Risks Associated with the Terra Stablecoin Model

Risk 1: Algorithmic Stablecoin

All Stablecoins are backed or pegged by another asset, usually believed to be more stable. Be it gold, dollar, euro, other cryptocurrencies, or a combination of assets something is in the vault.

However, Stablecoins like Terra has no tangible backing but are backed by a computer code. The system, with the assistance of traders, adjusts the standings of Terra and LUNA to maintain equanimity.

While this sounds innovative in theory, there are too many failed algorithmic Stablecoins for this to not suffer a downfall over time.

Algorithmic Stablecoins are the riskiest of the bunch due to their intangible backings. Such assets are prone to spiraling out of control from a negative feedback loop.

Risk 2: Excessive APY Guarantee

The 20% APY promised to holders does not come from thin air, it has to come from somewhere. So, where is this source that guarantees 20% APY to all holders?

While the governance team plans to scrap this guarantee for obvious reasons, the yearly interest payments are expected to come from Terra reserves. This is not a sustainable practice and could cause some problems for the network in the medium term.

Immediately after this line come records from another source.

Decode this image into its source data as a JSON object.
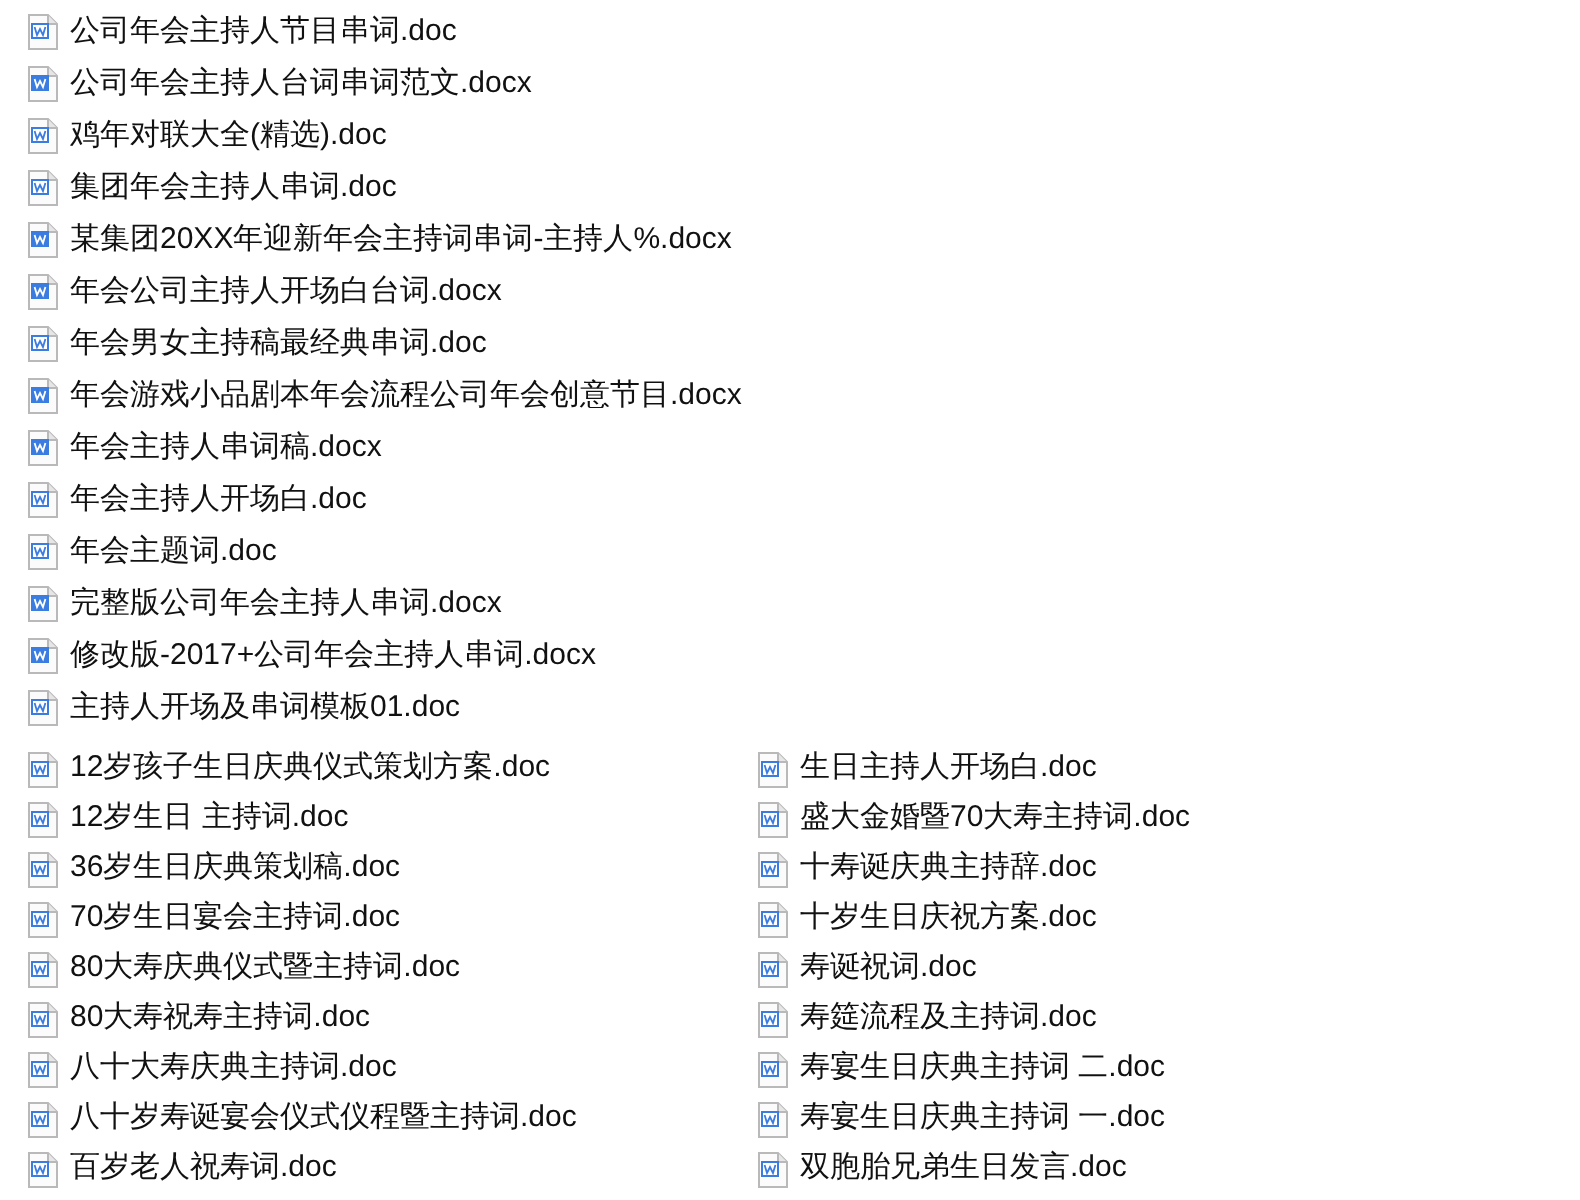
{
  "file_list": [
    {
      "name": "公司年会主持人节目串词.doc",
      "kind": "doc"
    },
    {
      "name": "公司年会主持人台词串词范文.docx",
      "kind": "docx"
    },
    {
      "name": "鸡年对联大全(精选).doc",
      "kind": "doc"
    },
    {
      "name": "集团年会主持人串词.doc",
      "kind": "doc"
    },
    {
      "name": "某集团20XX年迎新年会主持词串词-主持人%.docx",
      "kind": "docx"
    },
    {
      "name": "年会公司主持人开场白台词.docx",
      "kind": "docx"
    },
    {
      "name": "年会男女主持稿最经典串词.doc",
      "kind": "doc"
    },
    {
      "name": "年会游戏小品剧本年会流程公司年会创意节目.docx",
      "kind": "docx"
    },
    {
      "name": "年会主持人串词稿.docx",
      "kind": "docx"
    },
    {
      "name": "年会主持人开场白.doc",
      "kind": "doc"
    },
    {
      "name": "年会主题词.doc",
      "kind": "doc"
    },
    {
      "name": "完整版公司年会主持人串词.docx",
      "kind": "docx"
    },
    {
      "name": "修改版-2017+公司年会主持人串词.docx",
      "kind": "docx"
    },
    {
      "name": "主持人开场及串词模板01.doc",
      "kind": "doc"
    }
  ],
  "file_grid": [
    {
      "name": "12岁孩子生日庆典仪式策划方案.doc",
      "kind": "doc"
    },
    {
      "name": "生日主持人开场白.doc",
      "kind": "doc"
    },
    {
      "name": "12岁生日 主持词.doc",
      "kind": "doc"
    },
    {
      "name": "盛大金婚暨70大寿主持词.doc",
      "kind": "doc"
    },
    {
      "name": "36岁生日庆典策划稿.doc",
      "kind": "doc"
    },
    {
      "name": "十寿诞庆典主持辞.doc",
      "kind": "doc"
    },
    {
      "name": "70岁生日宴会主持词.doc",
      "kind": "doc"
    },
    {
      "name": "十岁生日庆祝方案.doc",
      "kind": "doc"
    },
    {
      "name": "80大寿庆典仪式暨主持词.doc",
      "kind": "doc"
    },
    {
      "name": "寿诞祝词.doc",
      "kind": "doc"
    },
    {
      "name": "80大寿祝寿主持词.doc",
      "kind": "doc"
    },
    {
      "name": "寿筵流程及主持词.doc",
      "kind": "doc"
    },
    {
      "name": "八十大寿庆典主持词.doc",
      "kind": "doc"
    },
    {
      "name": "寿宴生日庆典主持词 二.doc",
      "kind": "doc"
    },
    {
      "name": "八十岁寿诞宴会仪式仪程暨主持词.doc",
      "kind": "doc"
    },
    {
      "name": "寿宴生日庆典主持词 一.doc",
      "kind": "doc"
    },
    {
      "name": "百岁老人祝寿词.doc",
      "kind": "doc"
    },
    {
      "name": "双胞胎兄弟生日发言.doc",
      "kind": "doc"
    }
  ]
}
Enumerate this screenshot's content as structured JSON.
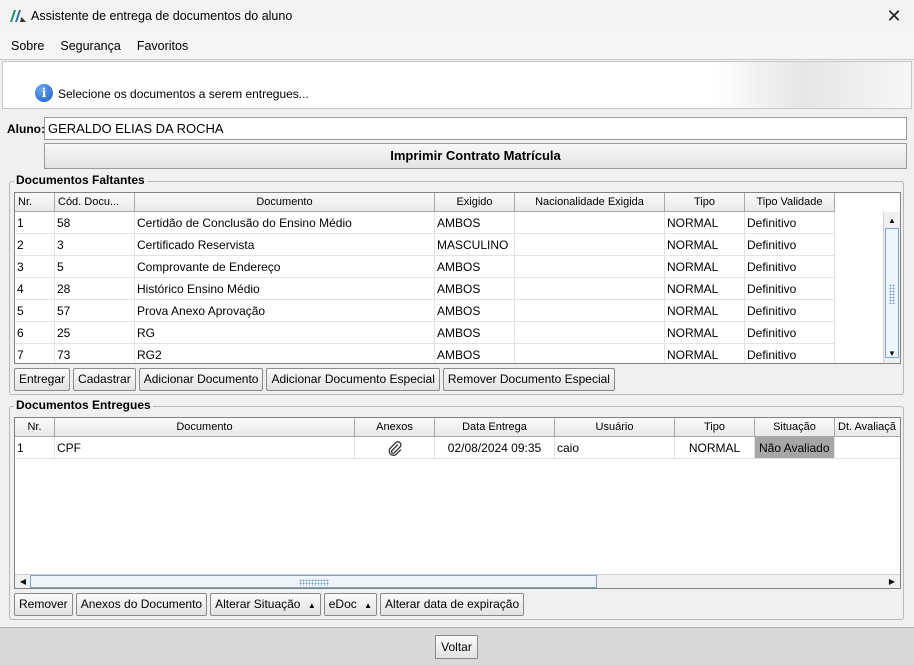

Risk 3: No Blockchain Backing

Unlike most other DeFi projects, Terra is not built on Ethereum but runs independently. For an emerging project, this is a significant gamble considering that it lacks the backing and consistent influx of users and developers. Couple this with the completion Terra is guaranteed to face from other projects built on Ethereum, a more robust blockchain ecosystem, and you can see the looming dangers ahead of Terra in its lone journey.